Well, Merry Christmas, huh? Actually, Festivus comes first – on the 23rd, then Christmas on the 25th, and Kwanzaa is the 26th. So exciting, ain’t it, the holiday season? Yesterday was December the 19th, and I feel compelled to mention the date as being the anniversary of the opening of the Williamsburg Bridge in 1903, and the USS Constellation fire at the Brooklyn Navy Yard in 1960. This was your calendrical paragraph of the day, lords and ladies.
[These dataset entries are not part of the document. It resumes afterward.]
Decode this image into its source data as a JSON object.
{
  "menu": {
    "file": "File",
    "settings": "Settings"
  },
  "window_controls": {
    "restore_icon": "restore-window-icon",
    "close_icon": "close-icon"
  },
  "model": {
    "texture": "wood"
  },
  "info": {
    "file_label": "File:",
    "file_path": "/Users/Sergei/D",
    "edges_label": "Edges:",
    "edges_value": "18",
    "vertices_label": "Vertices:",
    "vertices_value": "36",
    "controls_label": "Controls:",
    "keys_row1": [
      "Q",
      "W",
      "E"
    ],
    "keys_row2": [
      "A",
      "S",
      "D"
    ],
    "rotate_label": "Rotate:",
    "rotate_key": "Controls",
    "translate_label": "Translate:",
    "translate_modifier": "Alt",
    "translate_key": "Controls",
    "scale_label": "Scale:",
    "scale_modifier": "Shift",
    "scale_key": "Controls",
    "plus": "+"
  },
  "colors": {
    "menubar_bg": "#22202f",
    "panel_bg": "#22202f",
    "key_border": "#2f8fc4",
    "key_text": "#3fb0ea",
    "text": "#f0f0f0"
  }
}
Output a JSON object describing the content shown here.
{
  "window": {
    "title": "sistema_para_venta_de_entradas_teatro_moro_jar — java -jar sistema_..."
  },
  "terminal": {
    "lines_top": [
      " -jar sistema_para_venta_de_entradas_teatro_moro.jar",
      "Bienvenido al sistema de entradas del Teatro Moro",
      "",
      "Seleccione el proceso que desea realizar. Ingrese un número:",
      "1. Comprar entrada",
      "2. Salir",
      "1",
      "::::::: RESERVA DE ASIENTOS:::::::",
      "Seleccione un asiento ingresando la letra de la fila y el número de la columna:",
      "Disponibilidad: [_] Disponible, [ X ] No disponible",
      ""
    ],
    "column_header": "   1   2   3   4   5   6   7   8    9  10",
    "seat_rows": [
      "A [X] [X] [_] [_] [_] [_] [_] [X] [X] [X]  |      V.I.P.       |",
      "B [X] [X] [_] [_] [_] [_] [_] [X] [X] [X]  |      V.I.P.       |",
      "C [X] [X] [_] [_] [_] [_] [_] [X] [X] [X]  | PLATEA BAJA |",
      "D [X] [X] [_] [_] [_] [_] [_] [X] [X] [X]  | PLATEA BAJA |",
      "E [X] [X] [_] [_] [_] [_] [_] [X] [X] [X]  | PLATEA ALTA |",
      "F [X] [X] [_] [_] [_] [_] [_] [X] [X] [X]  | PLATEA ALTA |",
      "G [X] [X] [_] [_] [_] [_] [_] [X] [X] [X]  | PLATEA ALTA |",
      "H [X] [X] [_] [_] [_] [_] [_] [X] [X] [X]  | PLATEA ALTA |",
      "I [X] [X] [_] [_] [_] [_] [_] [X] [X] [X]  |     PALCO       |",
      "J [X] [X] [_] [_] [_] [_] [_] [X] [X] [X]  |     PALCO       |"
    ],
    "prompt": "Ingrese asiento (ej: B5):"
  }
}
The shots in today’s post were captured while scuttling home from a visit to Long Island City’s Degnon Terminal area, which adjoins the Dutch Kills Tributary of Newtown Creek. This particular walk (from and to Astoria) is kind of my default destination when I have no particular destination in mind. My feet just point in the right direction and I follow them.

– photo by Mitch Waxman

Over the last decade, a great gnashing of teeth in Western Queens has revolved around a movement for safer streets. The answer to all things safe has revolved around bicycles, bike lanes, and a well organized lobbying campaign which engages in the tried and true methodology of redefining commonly held terms and tropes. Bike lane advocates offer that a car isn’t “parked” along the curb, instead it’s “free car storage.” Automobile owners and operators are described as wheeling around in “two ton murder machines” for instance. I’m actually quite impressed with some of the people and organizations who have led this charge, and less so with several of the quite volatile sock puppets who show up at governmental meetings.

What is always forgotten in these conversations are pedestrians. As a dedicated pedestrian, I spend a good amount of my time these days dodging electrically powered bikes riding at 20 mph on the sidewalks, and crossing the street in several places in Western Queens is now a horror show. You used to just step off the curb when the vehicles passed by, now you’ve got to worry about a secondary line of traffic too, one which doesn’t obey stop sign/red light/yield to pedestrian indications. At least cars have license plates and an insurance company to sue if you get hit by one. Meanwhile, in all the arguing and tumult, basics like street lighting and roadway maintenance are ignored. The corner above hosts a bike lane on the sidewalk, relegating foot traffic to a narrow and dark corridor.

How narrow and dark, you might ask?

– photo by Mitch Waxman

That narrow and dark, I answer. I’ve opined to the “bicycle people,” whose aims I’m generally quite supportive of, that it’s only a matter of time until the political winds blow in a different direction and the City of Greater New York does what it’s historically done regarding every other issue encountered in its long history and legislates that bikes will need to be registered with an bureaucratic agency and be adorned with some sort of license plate. Operator licenses won’t be far behind that, either. This will be a nightmare, using a City version of NYS’s Department of Motor Vehicles as a model. It’ll become a revenue source for the city, with traffic agents handing out tickets for bikes illegally stored on fences and utility poles. Ask a car owner what to expect.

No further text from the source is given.